~Legends Hunter~
Caso 3 – Reflexo
Em uma tarde ensolarada e agitada, duas amigas, Maria e Mileni, foram ao shopping fazer compras e se divertirem. O Shopping estava bastante movimentado e a praça de alimentação estava lotada. Esperando esvaziar, as duas se dirigiram à uma loja de roupas que havia por perto. Elas olharam as roupas por um tempo até que Maria deciu comprar algumas peças. Ela foi ao vestiário experimentar enquanto Mileni ficou na porta aguardando.
Mais de dez minutos haviam se passado e Maria ainda não havia saído do provador. Por curiosidade, Mileni olhou por baixo da porta e acabou encontrando o corpo de Maria jogado no chão. Desesperada, ela arrombou a porta e encontrou o corpo no chão, nua e com um enorme buraco em seu pescoço. O espelho a sua frente estava completamente rachado. Mileni gritou desesperada por ajuda e os seguranças vieram ajudar, mas já era tarde demais.

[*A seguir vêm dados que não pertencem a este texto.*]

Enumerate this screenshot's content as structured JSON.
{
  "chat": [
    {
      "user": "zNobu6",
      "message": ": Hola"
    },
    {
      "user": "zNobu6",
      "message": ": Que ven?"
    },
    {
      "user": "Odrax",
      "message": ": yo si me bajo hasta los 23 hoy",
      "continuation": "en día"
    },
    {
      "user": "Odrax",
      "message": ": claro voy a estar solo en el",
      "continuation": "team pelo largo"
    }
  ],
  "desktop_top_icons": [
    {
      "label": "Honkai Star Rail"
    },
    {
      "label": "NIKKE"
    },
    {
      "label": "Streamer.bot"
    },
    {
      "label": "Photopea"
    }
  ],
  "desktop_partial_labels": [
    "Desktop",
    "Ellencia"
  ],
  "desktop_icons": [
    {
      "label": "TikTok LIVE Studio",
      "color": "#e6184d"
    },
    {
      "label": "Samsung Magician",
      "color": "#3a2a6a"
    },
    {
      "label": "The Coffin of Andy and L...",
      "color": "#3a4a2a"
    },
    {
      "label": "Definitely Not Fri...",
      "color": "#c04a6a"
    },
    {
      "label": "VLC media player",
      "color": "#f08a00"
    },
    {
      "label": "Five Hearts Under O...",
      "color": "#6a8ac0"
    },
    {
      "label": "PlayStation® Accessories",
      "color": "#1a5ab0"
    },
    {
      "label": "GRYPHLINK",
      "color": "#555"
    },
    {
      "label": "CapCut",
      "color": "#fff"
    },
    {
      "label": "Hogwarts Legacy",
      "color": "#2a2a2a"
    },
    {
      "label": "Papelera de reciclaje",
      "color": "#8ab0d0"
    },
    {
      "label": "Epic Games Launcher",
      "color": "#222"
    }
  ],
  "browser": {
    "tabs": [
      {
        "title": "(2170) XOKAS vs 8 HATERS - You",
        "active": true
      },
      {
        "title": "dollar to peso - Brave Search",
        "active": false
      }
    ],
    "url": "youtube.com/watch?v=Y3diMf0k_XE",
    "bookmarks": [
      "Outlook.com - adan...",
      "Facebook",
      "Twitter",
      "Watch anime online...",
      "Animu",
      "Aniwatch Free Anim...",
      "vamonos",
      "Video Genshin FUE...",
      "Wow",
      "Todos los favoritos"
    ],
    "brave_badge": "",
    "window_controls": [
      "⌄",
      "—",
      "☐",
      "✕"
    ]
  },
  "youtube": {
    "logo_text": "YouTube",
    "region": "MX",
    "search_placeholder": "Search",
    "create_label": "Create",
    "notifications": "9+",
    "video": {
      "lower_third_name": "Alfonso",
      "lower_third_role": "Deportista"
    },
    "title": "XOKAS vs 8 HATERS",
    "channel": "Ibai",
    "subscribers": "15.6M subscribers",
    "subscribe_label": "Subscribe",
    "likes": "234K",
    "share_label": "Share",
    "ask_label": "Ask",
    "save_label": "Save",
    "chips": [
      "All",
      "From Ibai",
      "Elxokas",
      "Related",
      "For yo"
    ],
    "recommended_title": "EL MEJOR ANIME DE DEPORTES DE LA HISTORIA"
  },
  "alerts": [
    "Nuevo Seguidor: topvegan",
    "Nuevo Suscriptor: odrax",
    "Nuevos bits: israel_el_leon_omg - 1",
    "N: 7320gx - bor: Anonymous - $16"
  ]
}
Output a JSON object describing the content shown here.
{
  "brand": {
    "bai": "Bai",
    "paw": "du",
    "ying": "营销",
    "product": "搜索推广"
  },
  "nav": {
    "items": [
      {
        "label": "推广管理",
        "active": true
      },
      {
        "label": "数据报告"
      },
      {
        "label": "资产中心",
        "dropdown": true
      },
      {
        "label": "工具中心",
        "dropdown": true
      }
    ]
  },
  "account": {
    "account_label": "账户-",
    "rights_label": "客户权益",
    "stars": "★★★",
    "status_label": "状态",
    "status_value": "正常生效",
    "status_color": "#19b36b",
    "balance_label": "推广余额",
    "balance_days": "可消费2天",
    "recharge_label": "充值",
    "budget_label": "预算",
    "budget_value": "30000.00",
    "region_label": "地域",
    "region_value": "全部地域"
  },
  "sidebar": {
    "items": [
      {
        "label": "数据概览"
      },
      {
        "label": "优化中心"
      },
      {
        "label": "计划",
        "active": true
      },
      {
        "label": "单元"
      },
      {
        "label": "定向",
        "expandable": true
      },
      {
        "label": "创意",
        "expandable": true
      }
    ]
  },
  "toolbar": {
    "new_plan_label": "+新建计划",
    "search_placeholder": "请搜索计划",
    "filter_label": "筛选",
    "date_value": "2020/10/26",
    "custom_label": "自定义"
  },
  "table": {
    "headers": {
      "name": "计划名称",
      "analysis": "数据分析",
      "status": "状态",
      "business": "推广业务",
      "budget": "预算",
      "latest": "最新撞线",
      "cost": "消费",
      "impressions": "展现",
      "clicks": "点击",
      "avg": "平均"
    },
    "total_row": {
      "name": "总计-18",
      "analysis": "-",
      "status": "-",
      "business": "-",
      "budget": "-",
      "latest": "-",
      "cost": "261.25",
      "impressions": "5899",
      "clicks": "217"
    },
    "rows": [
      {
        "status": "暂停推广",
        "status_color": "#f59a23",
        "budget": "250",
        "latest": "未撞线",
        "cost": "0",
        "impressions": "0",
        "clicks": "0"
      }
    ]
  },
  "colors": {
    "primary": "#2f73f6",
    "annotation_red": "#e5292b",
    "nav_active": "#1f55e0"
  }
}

Na mesma semana, outros cinco casos similares ocorreram na mesma região. Todas as vítimas foram encontradas com o pescoço perfurado. Os casos foram considerados como suicídio.
Escritório Caçadores Sombrios, São Paulo
08:21
Narrativa: Jonathan
Se passaram duas semanas desde o nosso ultimo caso. Eu e Lizanne estavamos muitos mais próximos e initimos do que nunca. Dificilmente ficavamos sem assunto pra conversar durante nosso tempo livre e poucos segredos pessoais nossos eram mantidos em segredo.
Estranhamente, ela havia chegado atrasada hoje. Eu a vi pela janela da porta acompanhada de um homem de cabelo bagunçado e camisa xadrez. Mais estranho ainda, Catherine havia chegado logo depois e junto com o Robinson. O Dia promete ser estranho.
Catherine e Robinson: Bom dia, Jon.
Jonathan: Bom dia...
Catherine: Desculpe a demora, o Robinson teve um problema com o carro e tive que ir busca-lo.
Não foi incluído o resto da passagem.